A 10 kg block sits motionless on a table in spite of an applied horizontal force of 2 N. What are the magnitudes of the reaction force and friction force acting on the block?
Since the block is at rest, the net force acting on it is zero. Therefore, the magnitudes of the reaction force and friction force are equal, each equal to the magnitude of the applied force, which is 2 N.
Well, well, well, looks like we've got a sneaky block here! Sitting motionless and defying the laws of physics, huh? Let's investigate this mystery.
Now, the applied force is 2 N, but this block is just chilling, not budging an inch. That means there must be some sneaky forces countering that applied force.
First, we have the reaction force from the table. It's like the table saying, "Hey, block, stay right where you are!" The magnitude of this reaction force is equal to the weight of the block, which is mass times gravity. So that's 10 kg times 9.8 m/s².
Next up, we've got the friction force, the ultimate party crasher. This force opposes the motion between the block and the table. Since the block isn't moving, the friction force must be equal and opposite to the applied force. So it's also 2 N.

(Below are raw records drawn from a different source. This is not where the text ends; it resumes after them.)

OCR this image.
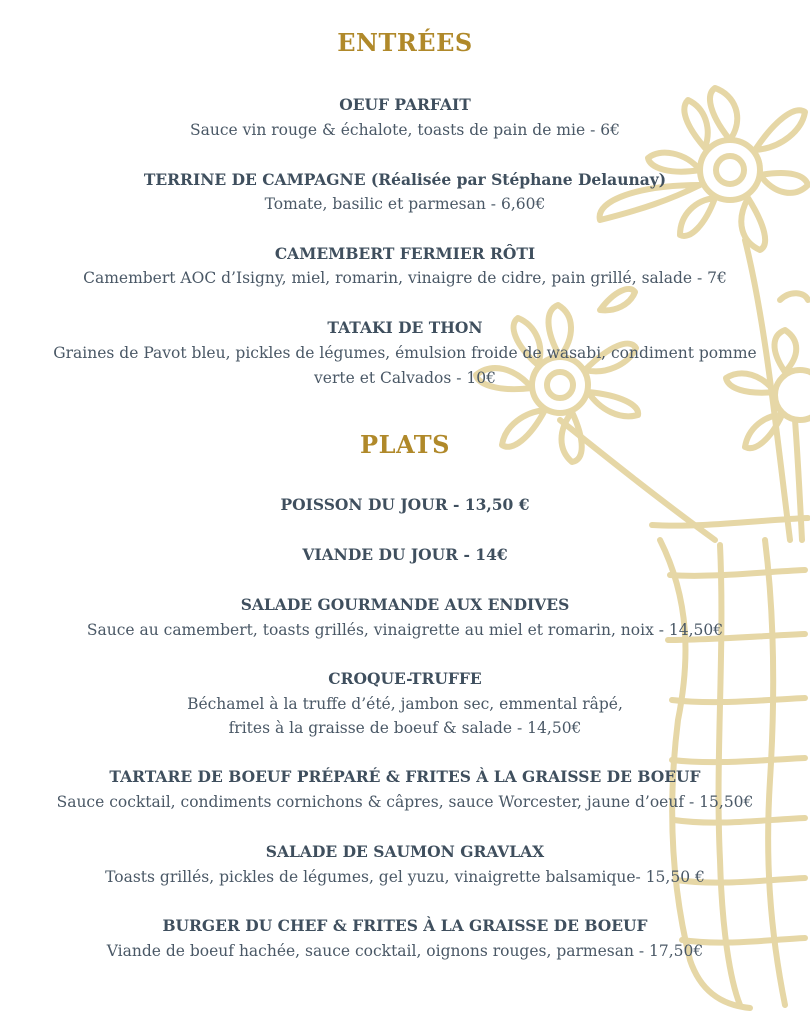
ENTRÉES
OEUF PARFAIT
Sauce vin rouge & échalote, toasts de pain de mie - 6€
TERRINE DE CAMPAGNE (Réalisée par Stéphane Delaunay)
Tomate, basilic et parmesan - 6,60€
CAMEMBERT FERMIER RÔTI
Camembert AOC d’Isigny, miel, romarin, vinaigre de cidre, pain grillé, salade - 7€
TATAKI DE THON
Graines de Pavot bleu, pickles de légumes, émulsion froide de wasabi, condiment pomme
verte et Calvados - 10€
PLATS
POISSON DU JOUR - 13,50 €
VIANDE DU JOUR - 14€
SALADE GOURMANDE AUX ENDIVES
Sauce au camembert, toasts grillés, vinaigrette au miel et romarin, noix - 14,50€
CROQUE-TRUFFE
Béchamel à la truffe d’été, jambon sec, emmental râpé,
frites à la graisse de boeuf & salade - 14,50€
TARTARE DE BOEUF PRÉPARÉ & FRITES À LA GRAISSE DE BOEUF
Sauce cocktail, condiments cornichons & câpres, sauce Worcester, jaune d’oeuf - 15,50€
SALADE DE SAUMON GRAVLAX
Toasts grillés, pickles de légumes, gel yuzu, vinaigrette balsamique- 15,50 €
BURGER DU CHEF & FRITES À LA GRAISSE DE BOEUF
Viande de boeuf hachée, sauce cocktail, oignons rouges, parmesan - 17,50€
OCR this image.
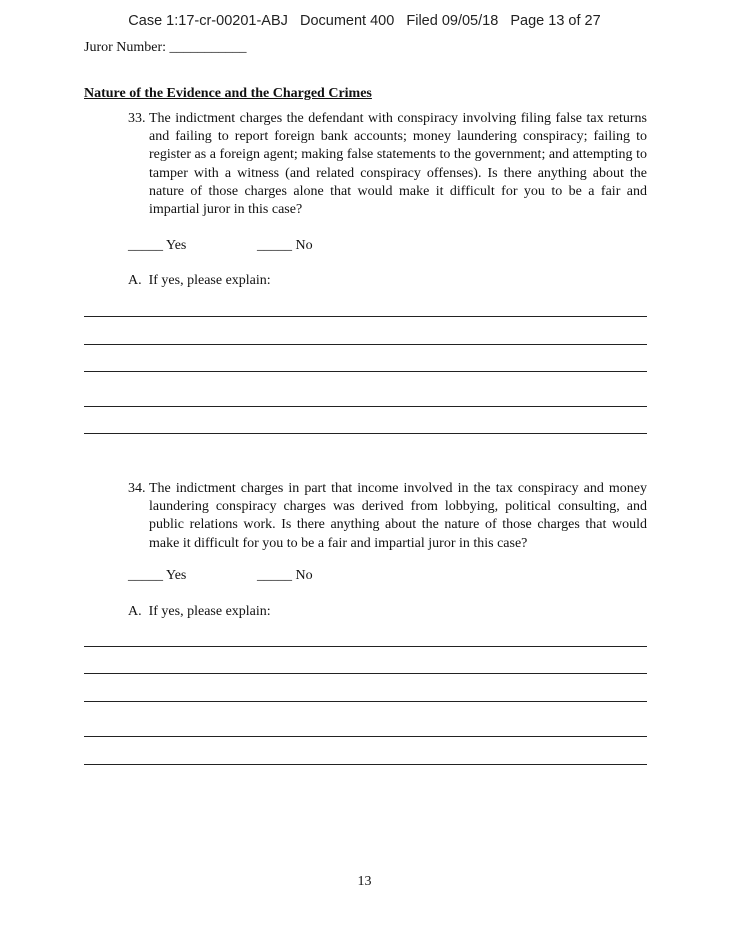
Case 1:17-cr-00201-ABJ Document 400 Filed 09/05/18 Page 13 of 27
Juror Number: ___________
Nature of the Evidence and the Charged Crimes
33. The indictment charges the defendant with conspiracy involving filing false tax returns and failing to report foreign bank accounts; money laundering conspiracy; failing to register as a foreign agent; making false statements to the government; and attempting to tamper with a witness (and related conspiracy offenses). Is there anything about the nature of those charges alone that would make it difficult for you to be a fair and impartial juror in this case?
_____ Yes	_____ No
A.  If yes, please explain:
34. The indictment charges in part that income involved in the tax conspiracy and money laundering conspiracy charges was derived from lobbying, political consulting, and public relations work. Is there anything about the nature of those charges that would make it difficult for you to be a fair and impartial juror in this case?
_____ Yes	_____ No
A.  If yes, please explain:
13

So, the magnitude of the reaction force from the table is around 98 N, and the magnitude of the friction force is around 2 N. Just remember, next time you see a motionless block, it's probably just trying to avoid doing any work.
To determine the magnitudes of the reaction force and friction force acting on the block, we need to analyze the forces acting on it.
1. Reaction Force: The reaction force is the force exerted by the table on the block, perpendicular to the table's surface. Since the block is sitting motionless on the table, the reaction force must be equal in magnitude and opposite in direction to the force acting on the block.
Therefore, the magnitude of the reaction force is 2 N.
2. Friction Force: The friction force opposes the motion between two surfaces in contact. Since the block is motionless, the friction force must be equal in magnitude but opposite in direction to the applied force.
Therefore, the magnitude of the friction force is also 2 N.
To find the magnitudes of the reaction force and friction force acting on the block, we first need to understand the forces involved.
1. Reaction force: When an object rests on a surface, there is a normal force acting perpendicular to the surface. This force is known as the reaction force. It counterbalances the weight of the object, preventing it from sinking through the surface.
2. Friction force: When two surfaces are in contact and one tries to move or slide over the other, there is a force that opposes this motion. This force is called the friction force. It acts parallel to the surface of contact and can be either static friction or kinetic friction, depending on whether the object is at rest or moving.
In this problem, the block is motionless, which means it is at rest. This implies that the applied horizontal force of 2 N is being balanced by the friction force. Since the block is not sinking into the table, we also know that the reaction force is equal to the weight of the block.
To find the magnitudes of the reaction force and friction force, we need to use Newton's laws of motion. Here's how:
1. Calculate the weight of the block: The weight of an object is given by the equation W = m * g, where m is the mass of the object and g is the acceleration due to gravity (approximately 9.8 m/s^2). In this case, the mass of the block is 10 kg, so its weight is W = 10 kg * 9.8 m/s^2 = 98 N.
2. Determine the reaction force: Since the block is at rest on the table, the reaction force is equal in magnitude but opposite in direction to the weight of the block. Therefore, the reaction force is also 98 N.
3. Calculate the friction force: As mentioned earlier, the friction force is equal to the applied force when the object is at rest. Therefore, the friction force is 2 N.
So, in this case, the magnitude of the reaction force is 98 N, and the magnitude of the friction force is 2 N.